The gap between the projected windfall and what actually landed in bank accounts is showing up in how Americans feel about their returns. Take Dan and Glynna Courter, who maxed out their withholding all year and came away with a combined refund of about $10,000. Glynna said they’d put it toward savings. Dan floated the idea of a nice dinner. That’s not a victory lap.
That muted reaction isn’t unusual. A Bipartisan Policy Center survey out of Washington found 62% of respondents said the tax changes either hurt them or changed nothing. Even among Republicans, only 35% reported the changes helped them.
“There’s a bit of a disappointment in how much those refunds are,” said Tom O’Saben, director of tax content and government relations at the National Association of Tax Professionals. “People are quietly, perhaps, happy but not to the extent where I would call it significant.”
Some of the explanation, though, doesn’t come from the size of the tax relief itself. Don Schneider, deputy head of U.S. policy at investment bank Piper Sandler, makes the case that a meaningful portion of savings from the tax law isn’t flowing to refund recipients at all. It’s flowing to filers who would’ve owed money at April 15 and now owe less. The IRS refund data can’t capture that. If you didn’t get a refund check, you don’t show up in the average.
“The evidence is stronger that more tax relief is relatively flowing to those who otherwise would owe when they file,” Schneider said.
That’s a real distinction. Someone who expects a $500 bill and gets a $150 bill instead saved $350, the same amount as the average refund increase, but they won’t feel it the same way. There’s no deposit notification. There’s no moment of seeing a number land in an account. It’s just a smaller check written to the IRS on April 15.
Schneider doesn’t dismiss the difference. “Getting it in a refund is probably more impactful, more easy to understand than having a reduction in what you otherwise would owe,” he said.
That psychological gap is politically inconvenient for the White House. The whole messaging strategy was built around visible, pocket-level wins. Big refund numbers are easy to point to. A reduction in what you owe is harder to celebrate, harder to photograph, and harder to tweet. LAIST reported similar frustration among filers who’d expected more from the season.
The $350 average increase isn’t nothing. Scaled across tens of millions of filers, it’s real money moving back to households. But it lands well short of what was promised, and the survey data from the Bipartisan Policy Center makes clear that many Americans aren’t feeling good about the result regardless of the technical explanation.
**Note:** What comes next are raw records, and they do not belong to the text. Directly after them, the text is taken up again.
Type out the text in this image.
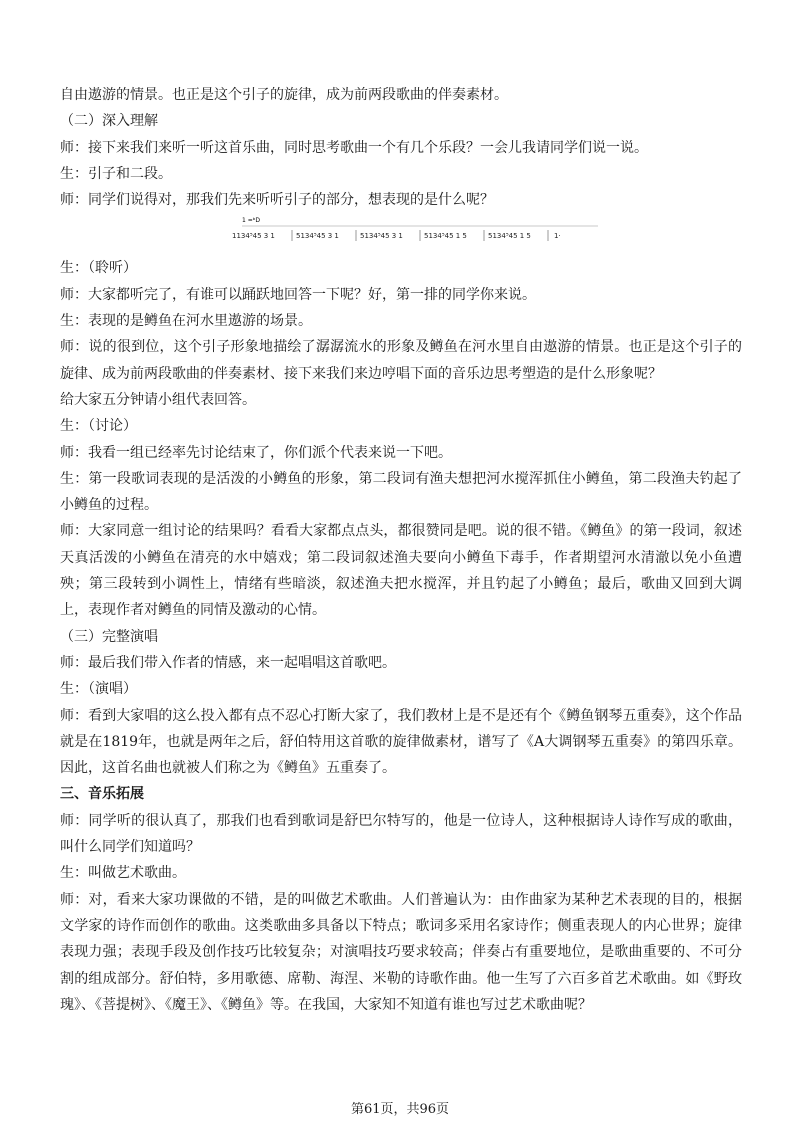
自由遨游的情景。也正是这个引子的旋律，成为前两段歌曲的伴奏素材。

（二）深入理解

师：接下来我们来听一听这首乐曲，同时思考歌曲一个有几个乐段？一会儿我请同学们说一说。

生：引子和二段。

师：同学们说得对，那我们先来听听引子的部分，想表现的是什么呢？

1 =ᵇD
1134⁵45 3 1	5134⁵45 3 1	5134⁵45 3 1	5134⁵45 1 5	5134⁵45 1 5	1·

生：（聆听）

师：大家都听完了，有谁可以踊跃地回答一下呢？好，第一排的同学你来说。

生：表现的是鳟鱼在河水里遨游的场景。

师：说的很到位，这个引子形象地描绘了潺潺流水的形象及鳟鱼在河水里自由遨游的情景。也正是这个引子的旋律、成为前两段歌曲的伴奏素材、接下来我们来边哼唱下面的音乐边思考塑造的是什么形象呢？

给大家五分钟请小组代表回答。

生：（讨论）

师：我看一组已经率先讨论结束了，你们派个代表来说一下吧。

生：第一段歌词表现的是活泼的小鳟鱼的形象，第二段词有渔夫想把河水搅浑抓住小鳟鱼，第二段渔夫钓起了小鳟鱼的过程。

师：大家同意一组讨论的结果吗？看看大家都点点头，都很赞同是吧。说的很不错。《鳟鱼》的第一段词，叙述天真活泼的小鳟鱼在清亮的水中嬉戏；第二段词叙述渔夫要向小鳟鱼下毒手，作者期望河水清澈以免小鱼遭殃；第三段转到小调性上，情绪有些暗淡，叙述渔夫把水搅浑，并且钓起了小鳟鱼；最后，歌曲又回到大调上，表现作者对鳟鱼的同情及激动的心情。

（三）完整演唱

师：最后我们带入作者的情感，来一起唱唱这首歌吧。

生：（演唱）

师：看到大家唱的这么投入都有点不忍心打断大家了，我们教材上是不是还有个《鳟鱼钢琴五重奏》，这个作品就是在1819年，也就是两年之后，舒伯特用这首歌的旋律做素材，谱写了《A大调钢琴五重奏》的第四乐章。因此，这首名曲也就被人们称之为《鳟鱼》五重奏了。

三、音乐拓展

师：同学听的很认真了，那我们也看到歌词是舒巴尔特写的，他是一位诗人，这种根据诗人诗作写成的歌曲，叫什么同学们知道吗？

生：叫做艺术歌曲。

师：对，看来大家功课做的不错，是的叫做艺术歌曲。人们普遍认为：由作曲家为某种艺术表现的目的，根据文学家的诗作而创作的歌曲。这类歌曲多具备以下特点；歌词多采用名家诗作；侧重表现人的内心世界；旋律表现力强；表现手段及创作技巧比较复杂；对演唱技巧要求较高；伴奏占有重要地位，是歌曲重要的、不可分割的组成部分。舒伯特，多用歌德、席勒、海涅、米勒的诗歌作曲。他一生写了六百多首艺术歌曲。如《野玫瑰》、《菩提树》、《魔王》、《鳟鱼》等。在我国，大家知不知道有谁也写过艺术歌曲呢？

第61页，共96页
When 62% of respondents say the changes either hurt them or did nothing, that’s a political reading problem, not just a math problem.
The One Big Beautiful Bill Act was sold partly on the promise of tangible, near-term relief at tax time. Part of that story may still be accurate, just not in the place the White House was pointing. Schneider’s argument is that the law’s benefits are real but distributed in a way that doesn’t generate headlines. Less owed doesn’t get a press release.
What’s visible is a $3,462 average refund, up $350 from last year. What was promised was $1,000 more. The difference, for now, is the whole story.